We have a lot of features in Epic we haven’t turned on yet that we continue to roll out throughout the organization. But it’s like everything else — how much change can any organization consume at any one given time? Right now, we have a massive amount of change related to the COVID-19 response. We’ve had to slow several things down in so we could concentrate on taking care of our patients and not have it impact our ability to respond in the way that we need to.
Gamble: I can imagine that’s a difficult balance. In terms of the COVID-19, what would you say were the first priorities?
Christian: There’s been so much activity, particularly on the clinical side, so I can’t answer to all of that. But from a corporate standpoint and a senior leadership standpoint, we immediately stood up a command center, and started looking at how we can get as many people working from home as possible. We have an ambulatory and an acute billing center; one is in Hammond and the other is in Indianapolis. And so we started immediately taking inventory: how many laptops do we actually have on hand? How many other devices do we have?
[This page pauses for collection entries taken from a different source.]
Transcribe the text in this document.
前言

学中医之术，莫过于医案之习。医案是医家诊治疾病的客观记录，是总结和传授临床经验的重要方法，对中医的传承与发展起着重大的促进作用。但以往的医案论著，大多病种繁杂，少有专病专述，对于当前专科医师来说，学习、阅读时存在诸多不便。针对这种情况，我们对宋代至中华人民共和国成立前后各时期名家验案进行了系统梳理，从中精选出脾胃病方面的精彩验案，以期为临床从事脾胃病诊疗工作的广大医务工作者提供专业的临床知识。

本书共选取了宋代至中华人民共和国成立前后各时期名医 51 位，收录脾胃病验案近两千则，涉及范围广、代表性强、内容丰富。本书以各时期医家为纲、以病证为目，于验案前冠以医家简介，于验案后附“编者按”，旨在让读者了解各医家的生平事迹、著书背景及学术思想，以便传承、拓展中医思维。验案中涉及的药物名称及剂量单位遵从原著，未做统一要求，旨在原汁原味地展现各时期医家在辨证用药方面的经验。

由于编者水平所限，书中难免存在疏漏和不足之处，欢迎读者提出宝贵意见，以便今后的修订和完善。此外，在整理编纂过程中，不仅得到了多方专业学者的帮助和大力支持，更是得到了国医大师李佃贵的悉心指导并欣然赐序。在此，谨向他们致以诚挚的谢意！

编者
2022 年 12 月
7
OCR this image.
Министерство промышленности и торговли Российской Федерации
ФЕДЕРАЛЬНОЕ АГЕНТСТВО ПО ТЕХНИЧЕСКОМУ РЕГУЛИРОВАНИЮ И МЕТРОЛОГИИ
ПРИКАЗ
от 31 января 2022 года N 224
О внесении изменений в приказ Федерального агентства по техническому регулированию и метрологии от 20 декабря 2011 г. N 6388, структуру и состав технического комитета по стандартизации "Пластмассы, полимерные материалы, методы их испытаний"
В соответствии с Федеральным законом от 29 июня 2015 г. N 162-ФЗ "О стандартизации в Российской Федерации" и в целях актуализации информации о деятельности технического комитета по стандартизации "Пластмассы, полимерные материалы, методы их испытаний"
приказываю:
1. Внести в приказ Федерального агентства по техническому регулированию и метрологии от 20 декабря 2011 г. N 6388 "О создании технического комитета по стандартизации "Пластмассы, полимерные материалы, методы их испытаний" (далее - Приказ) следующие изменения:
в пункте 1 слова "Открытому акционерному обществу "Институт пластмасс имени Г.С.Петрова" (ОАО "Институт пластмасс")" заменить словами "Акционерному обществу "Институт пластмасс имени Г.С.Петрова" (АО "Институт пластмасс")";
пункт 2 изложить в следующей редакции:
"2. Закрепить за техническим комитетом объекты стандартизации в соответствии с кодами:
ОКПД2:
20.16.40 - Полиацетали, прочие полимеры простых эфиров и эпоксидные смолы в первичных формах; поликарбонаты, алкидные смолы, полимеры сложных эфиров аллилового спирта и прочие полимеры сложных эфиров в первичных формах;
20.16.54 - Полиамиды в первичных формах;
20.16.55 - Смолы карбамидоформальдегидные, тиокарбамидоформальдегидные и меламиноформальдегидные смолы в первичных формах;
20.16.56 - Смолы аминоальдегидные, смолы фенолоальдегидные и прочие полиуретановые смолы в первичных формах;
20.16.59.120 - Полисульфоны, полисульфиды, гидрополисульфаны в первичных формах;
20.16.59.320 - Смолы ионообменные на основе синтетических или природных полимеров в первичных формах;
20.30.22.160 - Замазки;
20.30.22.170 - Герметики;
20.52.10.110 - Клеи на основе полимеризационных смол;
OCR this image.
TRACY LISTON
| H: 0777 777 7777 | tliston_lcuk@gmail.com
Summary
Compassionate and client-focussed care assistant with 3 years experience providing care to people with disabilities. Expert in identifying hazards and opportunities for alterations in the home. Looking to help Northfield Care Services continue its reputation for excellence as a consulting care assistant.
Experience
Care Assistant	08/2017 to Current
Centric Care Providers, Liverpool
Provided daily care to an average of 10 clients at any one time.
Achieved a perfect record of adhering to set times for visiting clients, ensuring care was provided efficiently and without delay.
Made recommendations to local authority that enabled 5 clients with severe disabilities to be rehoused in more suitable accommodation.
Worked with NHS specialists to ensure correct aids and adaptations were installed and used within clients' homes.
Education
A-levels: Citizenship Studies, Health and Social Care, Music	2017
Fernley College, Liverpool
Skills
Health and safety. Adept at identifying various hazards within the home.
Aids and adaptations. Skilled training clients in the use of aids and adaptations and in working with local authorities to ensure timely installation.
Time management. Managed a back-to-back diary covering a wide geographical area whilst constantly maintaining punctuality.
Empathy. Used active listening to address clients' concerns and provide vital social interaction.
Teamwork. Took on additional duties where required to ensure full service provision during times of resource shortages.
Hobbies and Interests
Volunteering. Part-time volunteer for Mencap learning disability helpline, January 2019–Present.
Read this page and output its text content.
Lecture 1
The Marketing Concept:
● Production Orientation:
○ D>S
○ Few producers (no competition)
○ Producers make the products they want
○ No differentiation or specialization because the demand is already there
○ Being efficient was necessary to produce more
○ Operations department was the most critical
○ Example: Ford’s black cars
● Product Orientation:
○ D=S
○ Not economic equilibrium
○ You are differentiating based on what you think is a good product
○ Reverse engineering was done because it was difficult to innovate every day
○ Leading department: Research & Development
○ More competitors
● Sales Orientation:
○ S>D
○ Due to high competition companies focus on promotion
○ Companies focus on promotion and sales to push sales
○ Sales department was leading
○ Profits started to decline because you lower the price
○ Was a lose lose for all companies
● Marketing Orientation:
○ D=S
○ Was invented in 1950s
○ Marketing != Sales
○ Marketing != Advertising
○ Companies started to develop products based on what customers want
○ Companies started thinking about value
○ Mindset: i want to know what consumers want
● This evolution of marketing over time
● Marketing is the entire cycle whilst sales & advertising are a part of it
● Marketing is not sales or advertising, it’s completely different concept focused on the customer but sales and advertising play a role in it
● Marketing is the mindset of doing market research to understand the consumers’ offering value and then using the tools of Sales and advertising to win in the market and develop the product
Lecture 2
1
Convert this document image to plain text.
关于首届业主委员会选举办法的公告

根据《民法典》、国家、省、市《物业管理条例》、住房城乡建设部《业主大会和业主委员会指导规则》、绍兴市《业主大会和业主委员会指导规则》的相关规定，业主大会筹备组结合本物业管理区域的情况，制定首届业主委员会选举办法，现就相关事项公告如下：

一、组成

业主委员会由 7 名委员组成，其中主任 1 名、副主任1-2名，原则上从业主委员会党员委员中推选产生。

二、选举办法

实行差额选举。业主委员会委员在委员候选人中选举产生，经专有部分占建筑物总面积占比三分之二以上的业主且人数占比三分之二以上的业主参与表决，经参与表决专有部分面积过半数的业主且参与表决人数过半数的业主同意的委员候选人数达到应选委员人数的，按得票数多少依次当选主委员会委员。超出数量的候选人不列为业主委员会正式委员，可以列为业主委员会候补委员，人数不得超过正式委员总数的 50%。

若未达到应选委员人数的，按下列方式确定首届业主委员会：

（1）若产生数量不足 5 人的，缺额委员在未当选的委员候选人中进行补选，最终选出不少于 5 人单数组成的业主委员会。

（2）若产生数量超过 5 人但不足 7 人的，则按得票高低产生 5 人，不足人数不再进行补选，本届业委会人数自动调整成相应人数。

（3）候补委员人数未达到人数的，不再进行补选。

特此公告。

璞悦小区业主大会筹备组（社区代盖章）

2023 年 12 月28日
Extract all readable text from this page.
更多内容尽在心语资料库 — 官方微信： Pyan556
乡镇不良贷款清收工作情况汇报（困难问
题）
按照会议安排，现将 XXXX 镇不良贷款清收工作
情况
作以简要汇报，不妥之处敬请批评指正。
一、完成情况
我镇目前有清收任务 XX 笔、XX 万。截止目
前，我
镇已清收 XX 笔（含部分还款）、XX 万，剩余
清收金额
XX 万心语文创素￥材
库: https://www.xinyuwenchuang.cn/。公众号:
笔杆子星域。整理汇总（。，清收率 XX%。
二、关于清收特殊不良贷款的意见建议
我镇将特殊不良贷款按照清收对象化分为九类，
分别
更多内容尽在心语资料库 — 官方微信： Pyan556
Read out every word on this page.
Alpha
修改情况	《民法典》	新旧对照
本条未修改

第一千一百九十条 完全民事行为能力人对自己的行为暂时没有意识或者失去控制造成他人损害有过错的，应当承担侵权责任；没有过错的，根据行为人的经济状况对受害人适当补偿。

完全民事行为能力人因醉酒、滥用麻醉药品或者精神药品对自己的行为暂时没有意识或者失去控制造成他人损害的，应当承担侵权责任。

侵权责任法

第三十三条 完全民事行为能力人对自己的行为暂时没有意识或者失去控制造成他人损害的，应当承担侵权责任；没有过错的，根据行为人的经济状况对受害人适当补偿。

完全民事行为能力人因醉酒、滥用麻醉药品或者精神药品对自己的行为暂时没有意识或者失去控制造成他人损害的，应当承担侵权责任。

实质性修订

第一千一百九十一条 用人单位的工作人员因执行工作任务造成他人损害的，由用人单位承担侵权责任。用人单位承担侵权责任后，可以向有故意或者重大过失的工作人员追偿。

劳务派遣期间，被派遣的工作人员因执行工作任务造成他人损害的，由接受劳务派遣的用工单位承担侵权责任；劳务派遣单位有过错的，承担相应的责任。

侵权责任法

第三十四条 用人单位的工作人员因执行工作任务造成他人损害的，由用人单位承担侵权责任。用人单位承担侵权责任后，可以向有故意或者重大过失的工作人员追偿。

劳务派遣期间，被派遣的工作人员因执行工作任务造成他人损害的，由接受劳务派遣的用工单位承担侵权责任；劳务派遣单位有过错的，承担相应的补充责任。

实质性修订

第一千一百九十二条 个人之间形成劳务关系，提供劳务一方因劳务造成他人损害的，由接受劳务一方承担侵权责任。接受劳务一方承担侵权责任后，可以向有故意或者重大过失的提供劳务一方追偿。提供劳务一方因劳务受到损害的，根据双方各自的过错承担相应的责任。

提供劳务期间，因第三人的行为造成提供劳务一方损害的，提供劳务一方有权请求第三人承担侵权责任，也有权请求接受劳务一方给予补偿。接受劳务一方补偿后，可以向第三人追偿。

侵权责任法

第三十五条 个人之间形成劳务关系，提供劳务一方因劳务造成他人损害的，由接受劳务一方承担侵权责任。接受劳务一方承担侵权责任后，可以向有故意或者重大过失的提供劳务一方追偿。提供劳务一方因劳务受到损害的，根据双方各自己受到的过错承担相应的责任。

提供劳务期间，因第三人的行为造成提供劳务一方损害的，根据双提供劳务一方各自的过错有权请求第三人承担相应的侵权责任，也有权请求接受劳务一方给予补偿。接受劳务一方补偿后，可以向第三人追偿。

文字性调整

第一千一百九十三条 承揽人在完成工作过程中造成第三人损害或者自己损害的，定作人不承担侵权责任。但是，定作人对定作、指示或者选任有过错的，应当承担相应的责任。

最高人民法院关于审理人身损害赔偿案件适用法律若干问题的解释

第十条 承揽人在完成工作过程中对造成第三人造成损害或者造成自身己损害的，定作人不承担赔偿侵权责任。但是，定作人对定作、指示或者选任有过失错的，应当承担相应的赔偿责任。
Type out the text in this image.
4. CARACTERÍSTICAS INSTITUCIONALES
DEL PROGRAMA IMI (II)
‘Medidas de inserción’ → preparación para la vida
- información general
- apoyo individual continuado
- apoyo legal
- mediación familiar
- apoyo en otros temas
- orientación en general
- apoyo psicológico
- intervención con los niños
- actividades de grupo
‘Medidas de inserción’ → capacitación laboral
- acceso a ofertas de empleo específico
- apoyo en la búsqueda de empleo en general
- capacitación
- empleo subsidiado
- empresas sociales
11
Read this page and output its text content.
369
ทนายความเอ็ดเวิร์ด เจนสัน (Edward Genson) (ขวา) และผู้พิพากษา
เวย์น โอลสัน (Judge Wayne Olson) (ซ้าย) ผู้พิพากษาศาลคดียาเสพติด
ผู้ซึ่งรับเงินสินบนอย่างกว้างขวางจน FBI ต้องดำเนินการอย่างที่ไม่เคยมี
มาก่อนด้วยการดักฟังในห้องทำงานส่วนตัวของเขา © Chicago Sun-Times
We were rolling out Rover and looking at MyChart Bedside. We have a lot of iPhone 8s on hand; we have not ordered the iPads yet for MyChart Bedside. We refresh about a quarter of our laptops each year and we had just placed an order to start that process for the first quarter, and so we had those laptops on hand and we immediately froze the refresh so we could keep those back.
The other thing we started doing is looking at our licenses, particularly for remote connections. We run Palo Alto Networks, and we were just starting to stand up a new VPN solution called GlobalProtect. We were just starting to test it; we went from testing to full-blown deployment in about a week. We started looking at how we can orchestrate that with remote workers, and what the requirements are to stand up virtual health.
We have people coming into the hospitals and people going into our physician practices. How do we protect patients and how do we protect clinicians? We were already working on a virtual health strategy, just not quite at the volume we’re looking at today.
I was speaking with John Kravitz at Geisinger about some of the things they’re doing. They hit the peak before us, and so Charles asked me to schedule a call with some folks in New England. He and I, along with Sri, got on a call with John to learn how they’re preparing for that surge of patients and ramping up telehealth.
I got some great notes from a cardiology group thanking us for how quickly we were able to pull the environments together to make that happen. That’s what we’re looking at: how do we care for our patients and how do we look at what services are going to be essential? What do we need to do? What do we need not to do? It’s been an interesting month, to tell you the truth.